Whether it was the mighty Tenth Symphony of Dmitri Shostakovich or the Scottish premiere of Mark-Anthony Turnage’s percussion concerto with Colin Currie, remembering composer Steve Martland, that drew the audience, I cannot say, by the City Hall was very full on Thursday evening. The concert began with the oldest work on the programme, Stravinsky’s Symphonies of wind instruments, a suitable precursor to the Shostakovich, which also features those soloists in multiple combinations as it unfolds. The orchestra’s latest signing, piccolo specialist Luke Russell, could hardly have asked for better music to play for his first appearance on the staff payroll.
Composer Steve Martland died of a heart attack six years ago, and Turnage’s Martland Memorial is a very personal work for both himself and its soloist, who were good friends. That much is apparent in a work that is very much in his spirit if musically dissimilar, contriving to be both elegiac and great fun, often at the same time. Requiring the sort of busy performance at which Currie excels, it culminates in a one-man duo on both vibraphone and marimba, after running through the full gamut of big and small drums and gongs and a full basket of percussion “toys”, swanee whistle and bird calls included.

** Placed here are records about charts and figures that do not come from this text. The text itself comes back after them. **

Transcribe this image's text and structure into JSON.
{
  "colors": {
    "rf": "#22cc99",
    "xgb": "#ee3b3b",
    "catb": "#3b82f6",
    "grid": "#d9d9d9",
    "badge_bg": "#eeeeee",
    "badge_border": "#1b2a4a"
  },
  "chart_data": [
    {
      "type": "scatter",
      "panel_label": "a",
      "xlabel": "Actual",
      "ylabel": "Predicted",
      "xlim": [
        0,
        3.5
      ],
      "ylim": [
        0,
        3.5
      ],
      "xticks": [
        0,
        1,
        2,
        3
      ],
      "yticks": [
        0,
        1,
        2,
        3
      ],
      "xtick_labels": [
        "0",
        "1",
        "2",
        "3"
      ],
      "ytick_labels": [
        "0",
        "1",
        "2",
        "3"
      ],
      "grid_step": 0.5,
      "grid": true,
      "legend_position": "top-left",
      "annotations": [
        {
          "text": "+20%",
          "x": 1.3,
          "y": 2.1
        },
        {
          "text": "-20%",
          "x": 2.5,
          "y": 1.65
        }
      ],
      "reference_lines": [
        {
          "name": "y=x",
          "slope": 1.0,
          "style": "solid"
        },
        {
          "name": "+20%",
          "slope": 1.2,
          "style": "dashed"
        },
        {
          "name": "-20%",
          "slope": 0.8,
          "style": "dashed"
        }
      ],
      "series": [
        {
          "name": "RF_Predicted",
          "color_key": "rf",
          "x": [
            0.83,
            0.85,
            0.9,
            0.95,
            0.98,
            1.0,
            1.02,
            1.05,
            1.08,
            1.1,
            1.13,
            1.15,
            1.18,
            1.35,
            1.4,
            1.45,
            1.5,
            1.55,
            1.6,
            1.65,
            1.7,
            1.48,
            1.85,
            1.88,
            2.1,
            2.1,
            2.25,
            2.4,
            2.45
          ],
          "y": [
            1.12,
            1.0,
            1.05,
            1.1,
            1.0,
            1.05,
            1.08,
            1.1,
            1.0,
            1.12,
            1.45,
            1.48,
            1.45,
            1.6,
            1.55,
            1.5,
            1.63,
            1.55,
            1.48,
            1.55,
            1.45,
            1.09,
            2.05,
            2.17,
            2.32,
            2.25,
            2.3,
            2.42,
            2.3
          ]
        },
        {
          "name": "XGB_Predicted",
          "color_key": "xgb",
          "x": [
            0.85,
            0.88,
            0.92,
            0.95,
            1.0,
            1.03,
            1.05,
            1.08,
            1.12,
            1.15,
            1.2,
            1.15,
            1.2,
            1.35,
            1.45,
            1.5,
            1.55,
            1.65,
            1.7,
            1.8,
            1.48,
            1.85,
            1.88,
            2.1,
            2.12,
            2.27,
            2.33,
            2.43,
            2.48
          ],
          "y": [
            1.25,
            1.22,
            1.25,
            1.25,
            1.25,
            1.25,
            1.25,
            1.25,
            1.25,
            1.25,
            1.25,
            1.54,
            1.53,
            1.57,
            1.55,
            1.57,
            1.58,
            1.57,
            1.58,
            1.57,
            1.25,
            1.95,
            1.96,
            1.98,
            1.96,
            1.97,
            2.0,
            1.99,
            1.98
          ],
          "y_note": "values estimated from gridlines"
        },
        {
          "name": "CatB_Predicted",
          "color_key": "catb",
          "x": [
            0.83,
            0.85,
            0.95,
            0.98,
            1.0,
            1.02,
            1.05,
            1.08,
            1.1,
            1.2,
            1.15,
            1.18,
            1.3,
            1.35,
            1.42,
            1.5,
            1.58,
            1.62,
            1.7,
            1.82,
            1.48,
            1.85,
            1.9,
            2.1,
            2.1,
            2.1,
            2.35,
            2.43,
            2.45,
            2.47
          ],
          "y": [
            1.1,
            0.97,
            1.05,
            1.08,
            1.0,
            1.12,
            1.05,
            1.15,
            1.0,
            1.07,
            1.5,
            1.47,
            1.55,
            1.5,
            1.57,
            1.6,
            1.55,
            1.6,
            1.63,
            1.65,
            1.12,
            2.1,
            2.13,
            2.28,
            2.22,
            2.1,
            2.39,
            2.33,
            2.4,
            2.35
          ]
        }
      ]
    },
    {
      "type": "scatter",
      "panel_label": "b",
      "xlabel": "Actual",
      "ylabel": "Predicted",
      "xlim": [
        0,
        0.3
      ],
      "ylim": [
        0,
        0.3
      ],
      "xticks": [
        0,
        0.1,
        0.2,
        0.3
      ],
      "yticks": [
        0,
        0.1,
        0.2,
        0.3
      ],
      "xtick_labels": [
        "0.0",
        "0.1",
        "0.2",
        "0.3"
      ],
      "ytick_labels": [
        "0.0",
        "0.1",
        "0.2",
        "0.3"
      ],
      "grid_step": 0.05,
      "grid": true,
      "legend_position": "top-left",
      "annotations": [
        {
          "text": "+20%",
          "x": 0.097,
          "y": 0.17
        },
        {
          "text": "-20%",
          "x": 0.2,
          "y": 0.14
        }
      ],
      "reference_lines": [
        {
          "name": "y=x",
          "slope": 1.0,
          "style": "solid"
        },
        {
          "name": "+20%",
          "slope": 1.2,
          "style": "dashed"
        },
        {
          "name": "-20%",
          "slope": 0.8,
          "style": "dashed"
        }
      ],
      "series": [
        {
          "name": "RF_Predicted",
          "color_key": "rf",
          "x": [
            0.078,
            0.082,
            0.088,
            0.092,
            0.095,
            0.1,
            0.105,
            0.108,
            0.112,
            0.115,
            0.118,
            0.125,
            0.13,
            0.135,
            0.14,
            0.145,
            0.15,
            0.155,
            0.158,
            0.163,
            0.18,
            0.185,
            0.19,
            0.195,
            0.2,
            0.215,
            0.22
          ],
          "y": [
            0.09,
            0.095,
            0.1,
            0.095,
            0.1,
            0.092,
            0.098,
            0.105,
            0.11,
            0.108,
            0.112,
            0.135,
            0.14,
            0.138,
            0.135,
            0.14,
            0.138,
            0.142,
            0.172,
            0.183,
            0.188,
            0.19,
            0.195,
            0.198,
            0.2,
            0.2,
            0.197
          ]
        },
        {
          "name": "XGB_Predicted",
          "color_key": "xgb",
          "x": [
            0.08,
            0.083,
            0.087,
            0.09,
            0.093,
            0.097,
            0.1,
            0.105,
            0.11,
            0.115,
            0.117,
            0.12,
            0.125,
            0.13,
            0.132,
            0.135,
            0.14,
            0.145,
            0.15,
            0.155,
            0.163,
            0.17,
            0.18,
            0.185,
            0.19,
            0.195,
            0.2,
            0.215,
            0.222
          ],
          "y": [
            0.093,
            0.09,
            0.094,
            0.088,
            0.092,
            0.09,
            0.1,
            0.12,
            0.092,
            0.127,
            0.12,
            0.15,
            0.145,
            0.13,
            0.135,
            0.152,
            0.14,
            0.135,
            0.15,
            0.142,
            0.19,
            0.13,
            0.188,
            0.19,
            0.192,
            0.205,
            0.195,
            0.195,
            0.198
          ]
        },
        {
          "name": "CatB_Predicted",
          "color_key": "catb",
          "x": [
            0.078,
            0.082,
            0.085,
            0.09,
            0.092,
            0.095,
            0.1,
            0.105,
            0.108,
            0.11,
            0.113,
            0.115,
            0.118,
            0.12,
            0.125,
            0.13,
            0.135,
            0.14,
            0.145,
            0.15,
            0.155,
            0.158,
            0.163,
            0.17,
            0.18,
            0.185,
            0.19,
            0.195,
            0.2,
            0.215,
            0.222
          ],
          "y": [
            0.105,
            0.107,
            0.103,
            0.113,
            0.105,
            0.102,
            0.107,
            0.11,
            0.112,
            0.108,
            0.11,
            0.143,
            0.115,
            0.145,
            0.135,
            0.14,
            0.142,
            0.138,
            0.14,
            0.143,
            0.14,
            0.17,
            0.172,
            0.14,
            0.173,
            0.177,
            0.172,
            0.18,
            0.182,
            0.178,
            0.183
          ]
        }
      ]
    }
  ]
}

Decoding Shostakovich is fascinating, but can be a distraction from the music itself. Brabbins took his time to shape the Tenth with the two-paced finale always on the horizon, concentrating on the best expression of all the instrumental colours he produces along the way. This was not perhaps the most powerful account of the symphony that you might hear, but richly rewarding in all its details, with the strings really hitting top form from the third movement to the last bars.